Após afirmar que o combate à corrupção terá todo o apoio e será prioridade em seu mandato, a nova procuradora-geral disse que cuidará para que o Congresso tenha limites no estabelecimento de acordos de delação premiada, não permitindo a inclusão de líderes de organizações criminosas nessas delações. Outro ponto que também deve ter nova conceituação será a contenção de excessos praticados em casos de abuso de autoridade, como vem sendo discutido desde o ano passado pelo Congresso em novo projeto de lei.
Em uma sabatina que começou pouco antes das 11 horas e terminou no início da noite, Raquel prometeu que agirá à frente do Ministério Público com "firmeza, equilíbrio, confiança e imparcialidade". Defensora da lista tríplice, ela foi o segundo nome apresentado pela Associação Nacional dos Procuradores. O primeiro nome, o de Nicolau Dino, não foi escolhido pelo presidente Michel Temer que quebrou, assim, uma tradição que vinha sendo respeitada desde o primeiro mandato do então presidente Lula. Nos corredores do Planalto, a explicação é de que o nome de Dino não foi bem aceito pelo Executivo, primeiro por ser o candidato apoiado por Janot e, em segundo lugar, por ser irmão do governador do Maranhão, Flávio Dino (PCdoB), crítico contumaz das políticas de Temer.

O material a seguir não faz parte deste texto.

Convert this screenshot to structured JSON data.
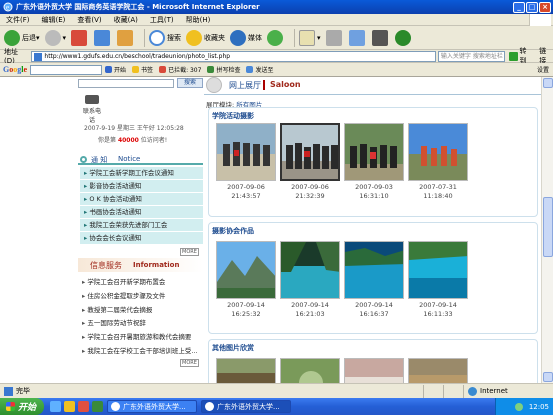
{
  "window": {
    "title": "广东外语外贸大学 国际商务英语学院工会 - Microsoft Internet Explorer",
    "buttons": [
      "_",
      "□",
      "×"
    ]
  },
  "menubar": [
    "文件(F)",
    "编辑(E)",
    "查看(V)",
    "收藏(A)",
    "工具(T)",
    "帮助(H)"
  ],
  "toolbar": {
    "back": "后退",
    "search": "搜索",
    "favorites": "收藏夹",
    "media": "媒体"
  },
  "addressbar": {
    "label": "地址(D)",
    "url": "http://www1.gdufs.edu.cn/beschool/tradeunion/photo_list.php",
    "search_placeholder": "输入关键字 搜索地址栏",
    "go": "转到",
    "links": "链接"
  },
  "googlebar": {
    "logo": "Google",
    "items": [
      "开始",
      "书签",
      "已拦截: 307",
      "拼写检查",
      "发送至"
    ],
    "settings": "设置"
  },
  "left": {
    "search_button": "搜索",
    "phone_label": "联系电话",
    "datetime": "2007-9-19 星期三 王午好 12:05:28",
    "visitors_prefix": "你是第",
    "visitors_count": "40000",
    "visitors_suffix": "位访问者!",
    "notice_title_cn": "通 知",
    "notice_title_en": "Notice",
    "notices": [
      "学院工会新学期工作会议通知",
      "影音协会活动通知",
      "O K 协会活动通知",
      "书画协会活动通知",
      "我院工会荣获先进部门工会",
      "协会会长会议通知"
    ],
    "more": "MORE",
    "info_title_cn": "信息服务",
    "info_title_en": "Information",
    "infos": [
      "学院工会召开新学期布置会",
      "住房公积金提取步骤及文件",
      "教授第二届荣代会摘报",
      "五一国际劳动节祝辞",
      "学院工会召开暑期旅游和教代会摘要",
      "我院工会在学校工会干部培训班上受..."
    ]
  },
  "right": {
    "header_cn": "网上展厅",
    "header_en": "Saloon",
    "crumb_prefix": "展厅模块:",
    "crumb_link": "所有图片",
    "sections": [
      {
        "title": "学院活动摄影",
        "photos": [
          {
            "date": "2007-09-06",
            "time": "21:43:57"
          },
          {
            "date": "2007-09-06",
            "time": "21:32:39"
          },
          {
            "date": "2007-09-03",
            "time": "16:31:10"
          },
          {
            "date": "2007-07-31",
            "time": "11:18:40"
          }
        ]
      },
      {
        "title": "摄影协会作品",
        "photos": [
          {
            "date": "2007-09-14",
            "time": "16:25:32"
          },
          {
            "date": "2007-09-14",
            "time": "16:21:03"
          },
          {
            "date": "2007-09-14",
            "time": "16:16:37"
          },
          {
            "date": "2007-09-14",
            "time": "16:11:33"
          }
        ]
      },
      {
        "title": "其他图片欣赏",
        "photos": []
      }
    ]
  },
  "statusbar": {
    "status": "完毕",
    "zone": "Internet"
  },
  "taskbar": {
    "start": "开始",
    "tasks": [
      "广东外语外贸大学...",
      "广东外语外贸大学..."
    ],
    "clock": "12:05"
  },
  "colors": {
    "accent": "#1d4b8f",
    "notice_bg": "#d2eef0",
    "info_red": "#a0291c"
  }
}
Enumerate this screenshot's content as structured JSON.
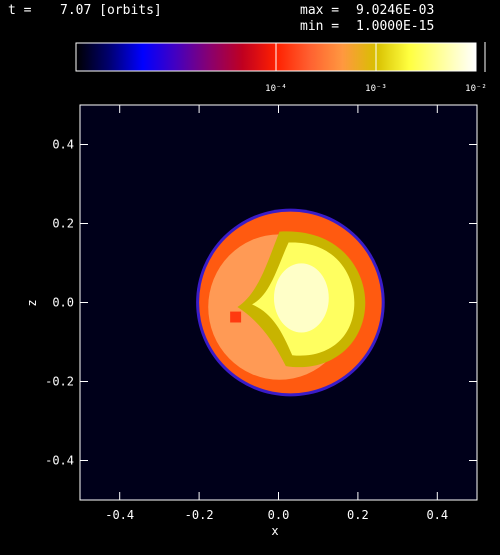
{
  "header": {
    "time_label": "t =",
    "time_value": "7.07 [orbits]",
    "max_label": "max =",
    "max_value": "9.0246E-03",
    "min_label": "min =",
    "min_value": "1.0000E-15"
  },
  "colorbar": {
    "ticks": [
      {
        "label": "10⁻⁴",
        "value": 0.0001
      },
      {
        "label": "10⁻³",
        "value": 0.001
      },
      {
        "label": "10⁻²",
        "value": 0.01
      }
    ],
    "log_min": 1e-06,
    "log_max": 0.01,
    "colors": [
      "#000000",
      "#000070",
      "#0000ff",
      "#4400c0",
      "#880070",
      "#c00020",
      "#ff2000",
      "#ff6030",
      "#ff9840",
      "#d8c000",
      "#ffff40",
      "#ffffa0",
      "#ffffff"
    ]
  },
  "chart_data": {
    "type": "heatmap",
    "title": "",
    "xlabel": "x",
    "ylabel": "z",
    "xlim": [
      -0.5,
      0.5
    ],
    "ylim": [
      -0.5,
      0.5
    ],
    "xticks": [
      "-0.4",
      "-0.2",
      "0.0",
      "0.2",
      "0.4"
    ],
    "yticks": [
      "-0.4",
      "-0.2",
      "0.0",
      "0.2",
      "0.4"
    ],
    "xtick_values": [
      -0.4,
      -0.2,
      0.0,
      0.2,
      0.4
    ],
    "ytick_values": [
      -0.4,
      -0.2,
      0.0,
      0.2,
      0.4
    ],
    "background_color": "#00001a",
    "blob": {
      "center": [
        0.03,
        0.0
      ],
      "radius": 0.23,
      "colors": {
        "rim": "#3a1cc8",
        "outer": "#ff5a10",
        "mid": "#ff9a55",
        "ring": "#c8b400",
        "core": "#ffff60",
        "hot": "#ffffc8"
      }
    }
  }
}
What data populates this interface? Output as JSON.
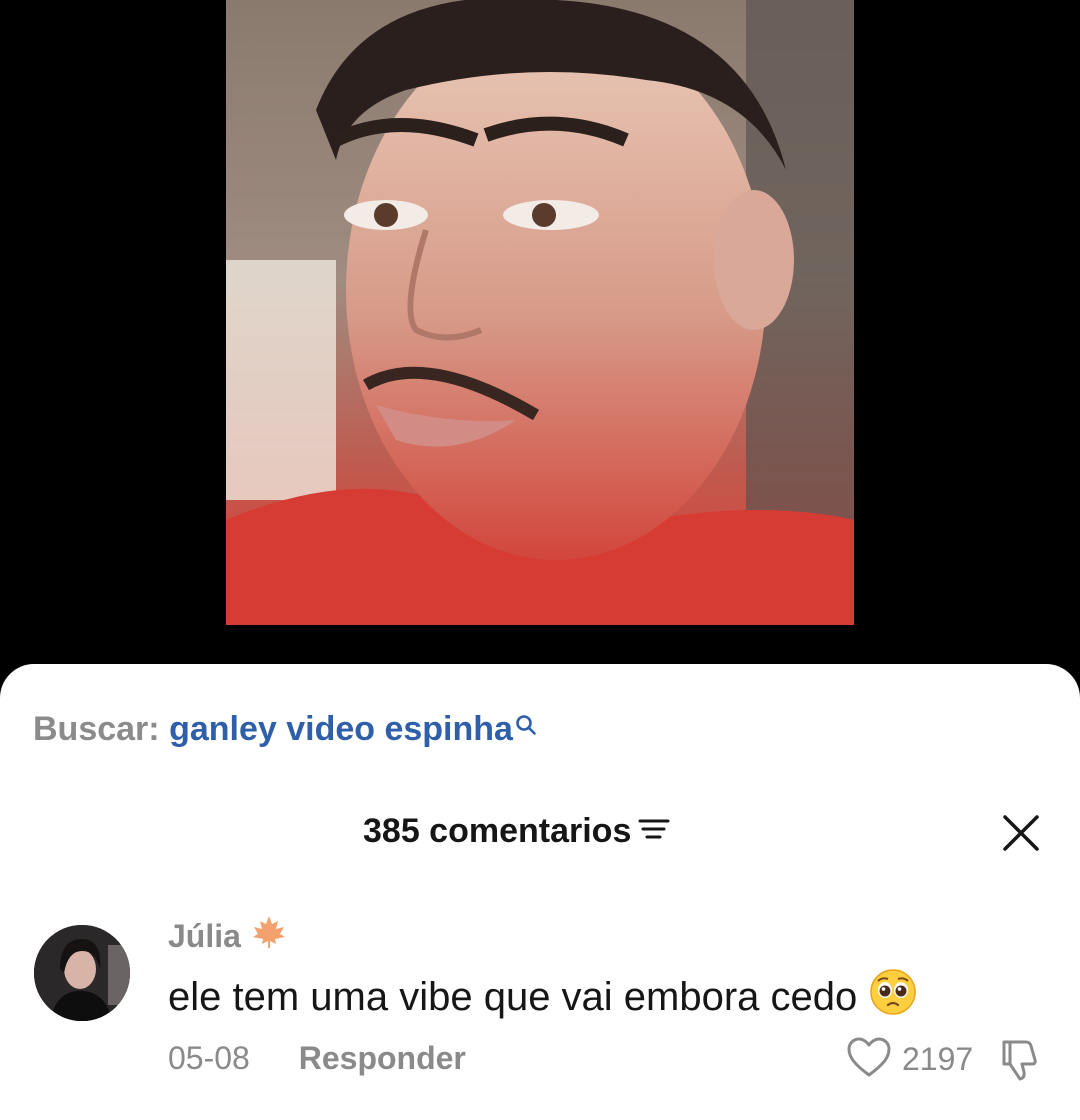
{
  "search": {
    "prefix": "Buscar:",
    "query": "ganley video espinha"
  },
  "comments_header": {
    "count_label": "385 comentarios"
  },
  "comment": {
    "username": "Júlia",
    "text": "ele tem uma vibe que vai embora cedo",
    "date": "05-08",
    "reply_label": "Responder",
    "likes": "2197"
  },
  "icons": {
    "search": "search-icon",
    "filter": "filter-icon",
    "close": "close-icon",
    "leaf": "maple-leaf-icon",
    "emoji": "pleading-face-emoji",
    "like": "heart-icon",
    "dislike": "thumbs-down-icon"
  },
  "colors": {
    "query_link": "#2e5fa8",
    "muted_text": "#8a8a8a",
    "primary_text": "#161616"
  }
}
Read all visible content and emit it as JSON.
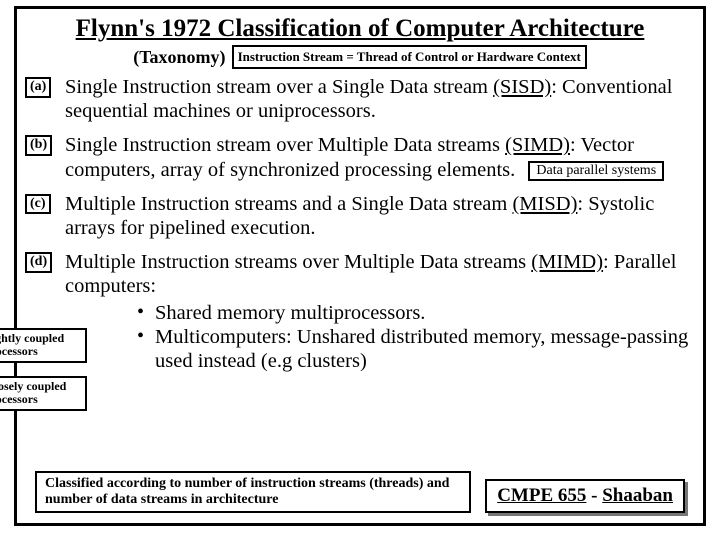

Para o cientista social e professor da Universidade Federal do Rio de Janeiro (UFRJ) Carlos Eduardo Martins, a fala de Raquel fez menção a uma série de críticas que foram dirigidas a Janot, entre elas a de que o Ministério Público foi pouco eficaz no controle de vazamentos de informação que afetaram personalidades públicas, de que houve excesso no uso de prisões preventivas e de conduções coercitivas e que as delações premiadas devam estar dentro de um marco legal, permitindo a Justiça reverter acordos realizados.
"A fala é um tanto protocolar, cuidadosa para incorporar certas críticas, mas muito abstrata. Vamos ver como ela procede concretamente. No caso mais concreto, chama a atenção a posição dela com relação ao senador Aécio Neves (PSDB-MG). Aí há uma diferença clara em relação ao Rodrigo Janot. Enquanto ele pediu a prisão do Aécio, a Raquel diz que a decisão do ministro Marco Aurélio Mello (do STF) de que liberasse o senador para que ele voltasse às funções parlamentares, não é só acertada, mas deve ser estudada para formação de jurisprudência. Isso chama a atenção no dia de hoje no Brasil. Se por um lado temos a Justiça de primeira instância, com o juiz Sérgio Moro condenado Lula a nove anos e meio de prisão sem que haja nenhum elemento muito concreto, por outro temos o Ministério Público mostrando Aécio tendo pego R$ 2 milhões de um réu confesso de corrupção", afirma Martins.
O cientista social diz que chama a atenção a condescendência da nova procuradora com o ainda presidente do PSDB. Quando indagado se, no lugar de Janot, Raquel Dodge teria oferecido denúncia contra o presidente Michel Temer por corrupção passiva após a divulgação da conversa entre o presidente e o empresário Joesley Batista, em março, Martins afirma que, respeitando o entendimento dela sobre o caso de Aécio, a denúncia não seria apresentada.
"Aécio e temer estão se respaldando reciprocamente. Temer comemorou a volta de Aécio Neves ao Senado, e Aécio é um dos nomes que dentro do PSDB sustenta o apoio ao governo Temer. A Raquel Dodge certamente não foi pinçada da lista pelo Temer à toa. Alguma previsão de seu comportamento institucional o Temer certamente tinha. O que me chama a atenção por trás dessas falas gerais e abstratas é quais são as redes reais de poder com as quais a Raquel Dodge está se articulando."